# The charge entering the positive terminal

The charge entering the positive terminal of an element is $q(t)=-30e^{-4t}$ mC. If the voltage across the element is $120e^{-2t}$ V, determine the energy delivered to the element in the time interval 0 < t < 50 ms.

#### Solution:

We can using the following formula to figure out the energy delivered to the element:

$\,\displaystyle W=\int (v)(i) dt$

(Where $W$ is energy, $v$ is voltage and $i$ is current)
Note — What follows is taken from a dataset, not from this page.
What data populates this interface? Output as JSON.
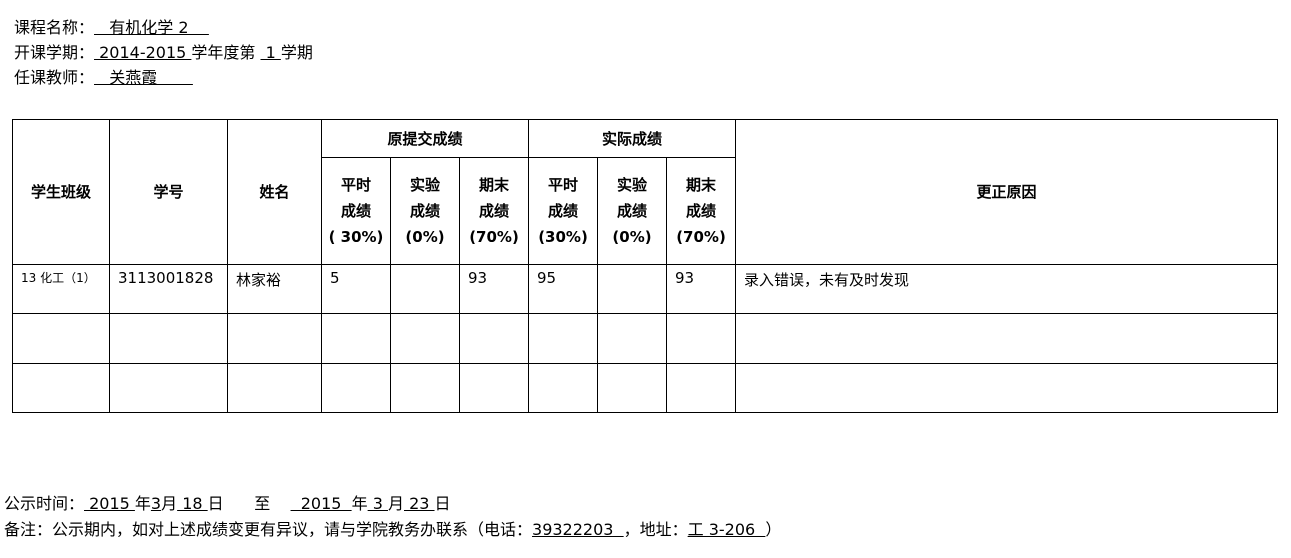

To use the formula, we need to figure out the equation for $i$. Remember that:

$i=\dfrac{d\,(q(t))}{dt}$

(Substitute our q(t) equation)

$i=\dfrac{d(-30e^{-4t})}{dt}$

(Take the derivative)

$i=120e^{-4t}$ mA

(Remember that our initial q(t) equation had units of mC. Thus, the current equation gives us mA. To get A, we need to divide our equation by 1000)

$i=0.12e^{-4t}$ A

We can now substitute this equation into our previous integral along with the voltage equation.

$\,\displaystyle W=\int (v)(i) dt$

$\,\displaystyle W=\int^{0.05}_{0} (120e^{-2t})(0.12e^{-4t}) dt$

(Remember, 50 ms = 0.05 s)

$W=-2.4e^{-6t}\Big|^{0.05}_{0}$

$W=0.622\,J$